ArchCity Defenders
- Established: 2009; 17 years ago
- Founders: Thomas Harvey, Michael-John Voss, and John McAnnar
- Type: Non-profit
- Purpose: Combat the criminalization of poverty and state violence, especially in communities of color
- Services: Civil and criminal legal representation, social services, impact litigation, policy and media advocacy, and community collaboration
- Executive Director: Blake Strode
- Award: Thomas Merton Award
- Website: archcitydefenders.org

= ArchCity Defenders =

Legal advocacy organization in St. Louis, Missouri

ArchCity Defenders (ACD) is a legal advocacy organization in St. Louis, Missouri.

==History==
ArchCity Defenders was co-founded by three graduates of St. Louis University School of Law in 2009, modeled after The Bronx Defenders, to address gaps in civic and criminal justice services. ACD primarily operated on volunteer service and donated office space. They expanded operations in 2013 through a contract from mayor Francis Slay's initiative to end chronic homelessness.

In 2017, Blake Strode was named the new executive director after two years on staff through the Skadden Fellowship.

In 2018, ACD was awarded the Thomas Merton Award.

==Activities==

Between 2015 and 2018, ACD filed class action lawsuits against seven cities in St.
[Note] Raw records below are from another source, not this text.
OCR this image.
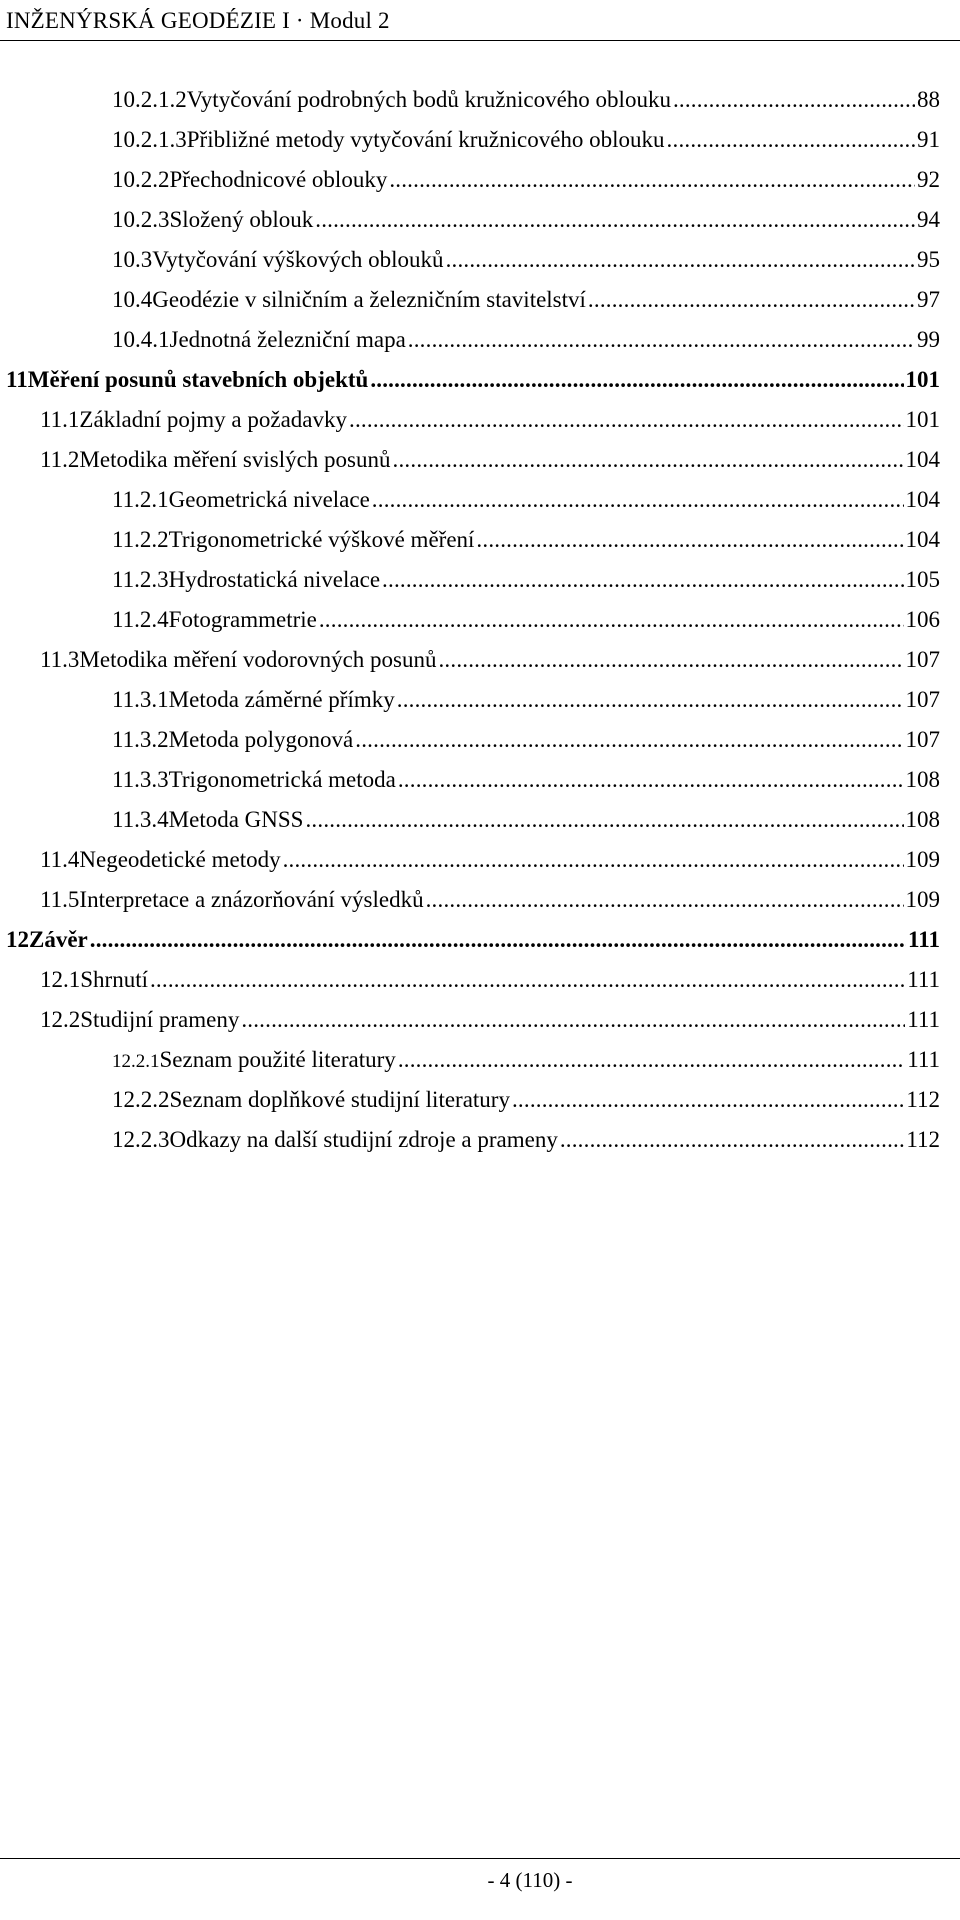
INŽENÝRSKÁ GEODÉZIE I · Modul 2
10.2.1.2 Vytyčování podrobných bodů kružnicového oblouku .....	88
10.2.1.3 Přibližné metody vytyčování kružnicového oblouku .....	91
10.2.2 Přechodnicové oblouky .....	92
10.2.3 Složený oblouk .....	94
10.3 Vytyčování výškových oblouků .....	95
10.4 Geodézie v silničním a železničním stavitelství .....	97
10.4.1 Jednotná železniční mapa .....	99
11 Měření posunů stavebních objektů .....	101
11.1 Základní pojmy a požadavky .....	101
11.2 Metodika měření svislých posunů .....	104
11.2.1 Geometrická nivelace .....	104
11.2.2 Trigonometrické výškové měření .....	104
11.2.3 Hydrostatická nivelace .....	105
11.2.4 Fotogrammetrie .....	106
11.3 Metodika měření vodorovných posunů .....	107
11.3.1 Metoda záměrné přímky .....	107
11.3.2 Metoda polygonová .....	107
11.3.3 Trigonometrická metoda .....	108
11.3.4 Metoda GNSS .....	108
11.4 Negeodetické metody .....	109
11.5 Interpretace a znázorňování výsledků .....	109
12 Závěr .....	111
12.1 Shrnutí .....	111
12.2 Studijní prameny .....	111
12.2.1 Seznam použité literatury .....	111
12.2.2 Seznam doplňkové studijní literatury .....	112
12.2.3 Odkazy na další studijní zdroje a prameny .....	112
- 4 (110) -
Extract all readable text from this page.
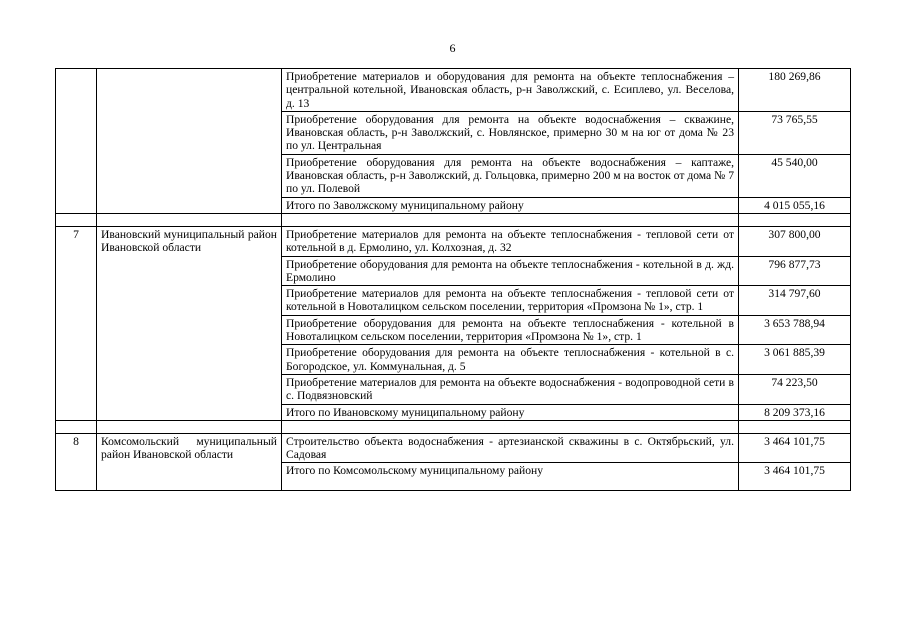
6
		Приобретение материалов и оборудования для ремонта на объекте теплоснабжения – центральной котельной, Ивановская область, р-н Заволжский, с. Есиплево, ул. Веселова, д. 13	180 269,86
		Приобретение оборудования для ремонта на объекте водоснабжения – скважине, Ивановская область, р-н Заволжский, с. Новлянское, примерно 30 м на юг от дома № 23 по ул. Центральная	73 765,55
		Приобретение оборудования для ремонта на объекте водоснабжения – каптаже, Ивановская область, р-н Заволжский, д. Гольцовка, примерно 200 м на восток от дома № 7 по ул. Полевой	45 540,00
		Итого по Заволжскому муниципальному району	4 015 055,16

7	Ивановский муниципальный район Ивановской области	Приобретение материалов для ремонта на объекте теплоснабжения - тепловой сети от котельной в д. Ермолино, ул. Колхозная, д. 32	307 800,00
		Приобретение оборудования для ремонта на объекте теплоснабжения - котельной в д. жд. Ермолино	796 877,73
		Приобретение материалов для ремонта на объекте теплоснабжения - тепловой сети от котельной в Новоталицком сельском поселении, территория «Промзона № 1», стр. 1	314 797,60
		Приобретение оборудования для ремонта на объекте теплоснабжения - котельной в Новоталицком сельском поселении, территория «Промзона № 1», стр. 1	3 653 788,94
		Приобретение оборудования для ремонта на объекте теплоснабжения - котельной в с. Богородское, ул. Коммунальная, д. 5	3 061 885,39
		Приобретение материалов для ремонта на объекте водоснабжения - водопроводной сети в с. Подвязновский	74 223,50
		Итого по Ивановскому муниципальному району	8 209 373,16

8	Комсомольский муниципальный район Ивановской области	Строительство объекта водоснабжения - артезианской скважины в с. Октябрьский, ул. Садовая	3 464 101,75
		Итого по Комсомольскому муниципальному району	3 464 101,75
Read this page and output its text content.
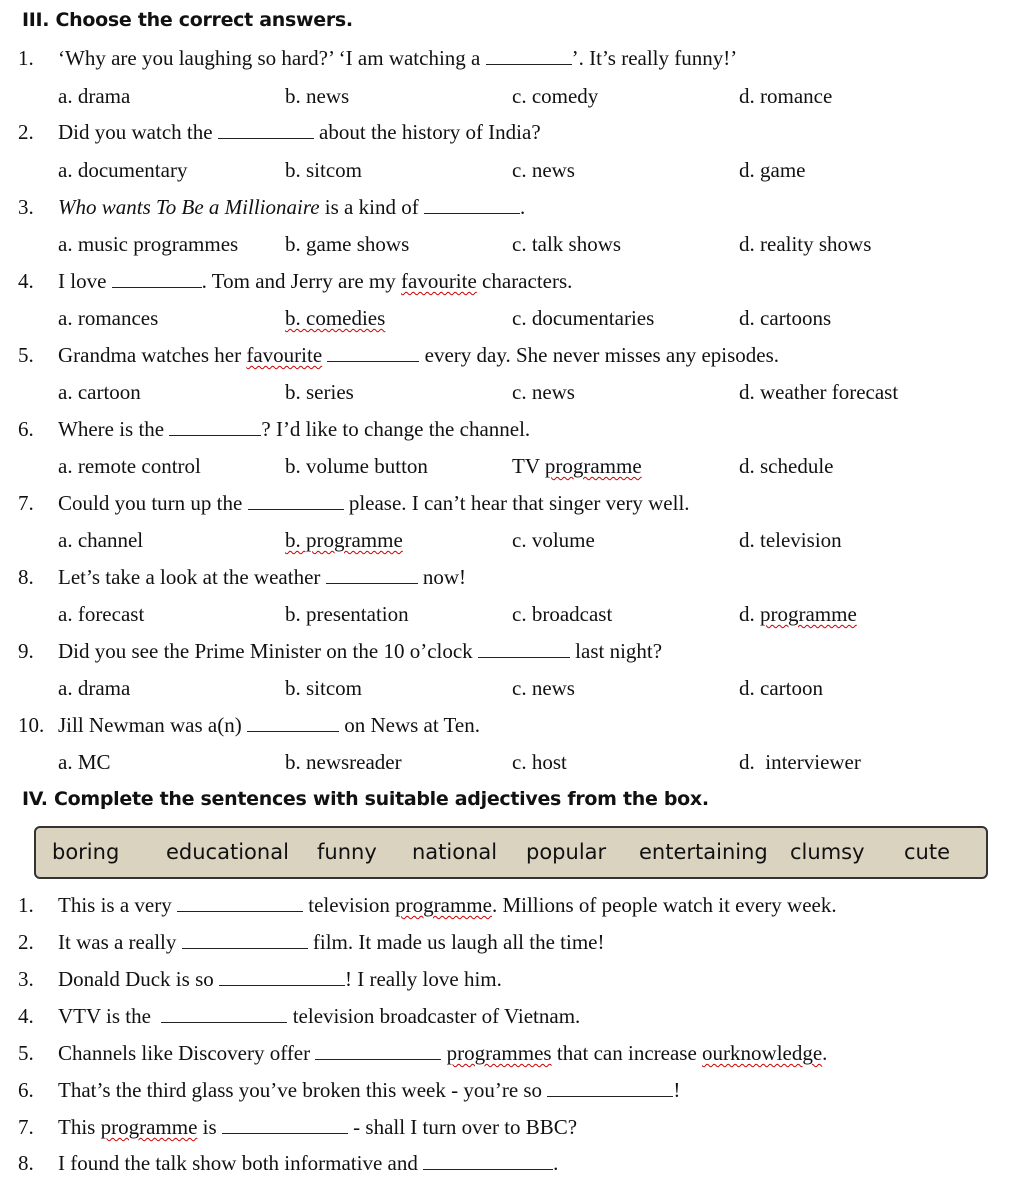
III. Choose the correct answers.
1. ‘Why are you laughing so hard?’ ‘I am watching a	’. It’s really funny!’
a. drama	b. news	c. comedy	d. romance
2. Did you watch the	about the history of India?
a. documentary	b. sitcom	c. news	d. game
3. Who wants To Be a Millionaire is a kind of	.
a. music programmes b. game shows	c. talk shows	d. reality shows
4. I love	. Tom and Jerry are my favourite characters.
a. romances	b. comedies	c. documentaries	d. cartoons
5. Grandma watches her favourite	every day. She never misses any episodes.
a. cartoon	b. series	c. news	d. weather forecast
6. Where is the	? I’d like to change the channel.
a. remote control	b. volume button	TV programme	d. schedule
7. Could you turn up the	please. I can’t hear that singer very well.
a. channel	b. programme	c. volume	d. television
8. Let’s take a look at the weather	now!
a. forecast	b. presentation	c. broadcast	d. programme
9. Did you see the Prime Minister on the 10 o’clock	last night?
a. drama	b. sitcom	c. news	d. cartoon
10. Jill Newman was a(n)	on News at Ten.
a. MC	b. newsreader	c. host	d.  interviewer
IV. Complete the sentences with suitable adjectives from the box.
boring educational funny national popular entertaining clumsy cute
1. This is a very	television programme. Millions of people watch it every week.
2. It was a really	film. It made us laugh all the time!
3. Donald Duck is so	! I really love him.
4. VTV is the	television broadcaster of Vietnam.
5. Channels like Discovery offer	programmes that can increase ourknowledge.
6. That’s the third glass you’ve broken this week - you’re so	!
7. This programme is	- shall I turn over to BBC?
8. I found the talk show both informative and	.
Louis County for civil rights violations, reaching a settlement of over $20 million. Lawsuits describe the violations as a debtors' prison scheme in which plaintiffs were charged with minor infractions and held in prison when unable to pay cash bail without due process. In 2024, ACD produced a report on St. Louis municipal courts demonstrating the impact of reforms and presenting an argument for court consolidation.

Starting in 2017, ACD participated in the Close the Workhouse campaign due to poor conditions and treatment at the St. Louis Medium Security Institution. The institution was closed by Tishaura Jones and ACD came to a settlement of $4 million for people incarcerated between 2012-2022.

In 2026, ACD and Action St. Louis opened the Northside Movement Center as a joint headquarters and community serves hub following the 2025 St. Louis tornado.